The very mastery these men have of their business proceeds from their never really seeing the whole of anything, but only that part of it which they know how to do. Out of all nature they felt their function was to extract the grayness and shininess. Give them a golden sunset, a rosy dawn, a green waterfall, a scarlet autumn on the hills, and they merely look curiously into it to see if there is anything gray and glittering which can be painted on their common principles.

§ 2. If this, however, were their only fault, it would not prove absolute insensibility, any more than it could be declared of the makers of Florentine tables, that they were blind or vulgar because they took out of nature only what could be represented in agate. A Dutch picture is, in fact, merely a Florentine table more finely touched: it has its regular ground of slate, and its mother-of-pearl and tinsel put in with equal precision; and perhaps the fairest view one can take of a Dutch painter is, that he is a respectable tradesman furnishing well-made articles in oil paint: but when we begin to examine the designs of these articles, we may see immediately that it is his inbred vulgarity, and not the chance of fortune, which has made him a tradesman, and kept him one;—which essential character of Dutch work, as distinguished from all other, may be best seen in that hybrid landscape, introduced by Wouvermans and Berghem. Of this landscape Wouvermans’ is the most characteristic. It will be remembered that I called it “hybrid,” because it strove to unite the attractiveness of every other school. We will examine the motives of one of the most elaborate Wouvermans existing—the landscape with a hunting party, No. 208 in the Pinacothek of Munich.

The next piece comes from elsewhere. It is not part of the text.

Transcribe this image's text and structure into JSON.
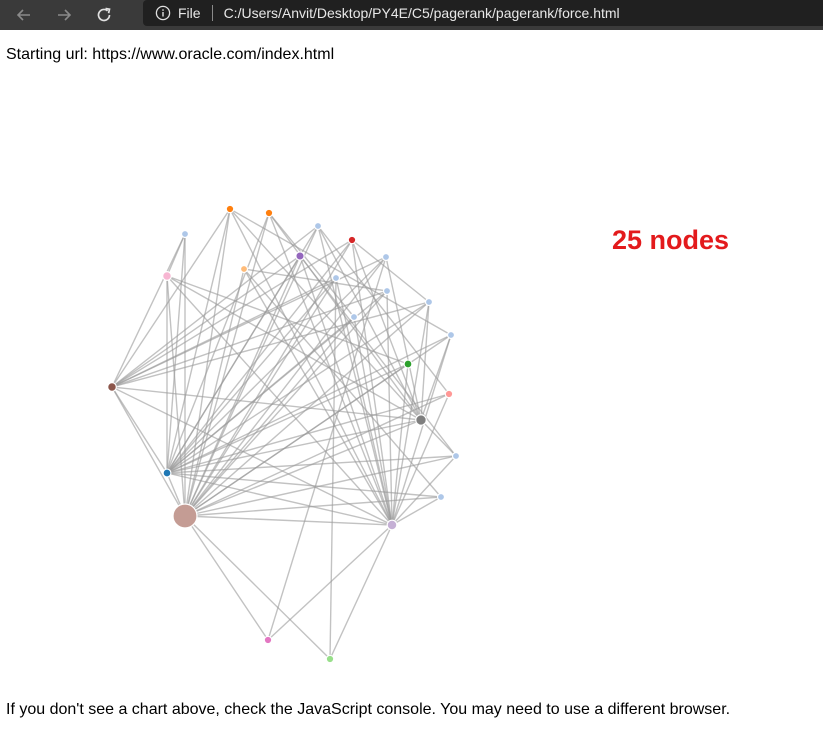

§ 3. A large lake in the distance narrows into a river in the foreground; but the river has no current, nor has the lake either reflections or waves. It is a piece of gray slate-table, painted with horizontal touches, and only explained to be water by boats upon it. Some of the figures in these are fishing (the corks of a net are drawn in bad perspective); others are bathing, one man pulling his shirt over his ears, others are swimming. On the farther side of the river are some curious buildings, half villa, half ruin; or rather ruin dressed. There are gardens at the top of them, with beautiful and graceful trellised architecture and wandering tendrils of vine. A gentleman is coming down from a door in the ruins to get into his pleasure-boat. His servant catches his dog.

§ 4. On the nearer side of the river, a bank of broken ground rises from the water’s edge up to a group of very graceful and carefully studied trees, with a French-antique statue on a pedestal in the midst of them, at the foot of which are three musicians, and a well-dressed couple dancing; their coach is in waiting behind. In the foreground are hunters. A richly and highly-dressed woman, with falcon on fist, the principal figure in the picture, is wrought with Wouvermans’ best skill. A stouter lady rides into the water after a stag and hind, who gallop across the middle of the river without sinking. Two horsemen attend the two Amazons, of whom one pursues the game cautiously, but the other is thrown headforemost into the river, with a splash which shows it to be deep at the edge, though the hart and hind find bottom in the middle. Running footmen, with other dogs, are coming up, and children are sailing a toy-boat in the immediate foreground. The tone of the whole is dark and gray, throwing out the figures in spots of light, on Wouvermans’ usual system. The sky is cloudy, and very cold.

§ 5. You observe that in this picture the painter has assembled all the elements which he supposes pleasurable. We have music, dancing, hunting, boating, fishing, bathing, and child-play, all at once. Water, wide and narrow; architecture, rustic and classical; trees also of the finest; clouds, not ill-shaped. Nothing wanting to our Paradise: not even practical jest; for to keep us always laughing, somebody shall be for ever falling with a splash into the Kishon. Things proceed, nevertheless, with an oppressive quietude. The dancers are uninterested in the hunters, the hunters in the dancers; the hirer of the pleasure-boat perceives neither hart nor hind; the children are unconcerned at the hunter’s fall; the bathers regard not the draught of fishes; the fishers fish among the bathers, without apparently anticipating any diminution in their haul.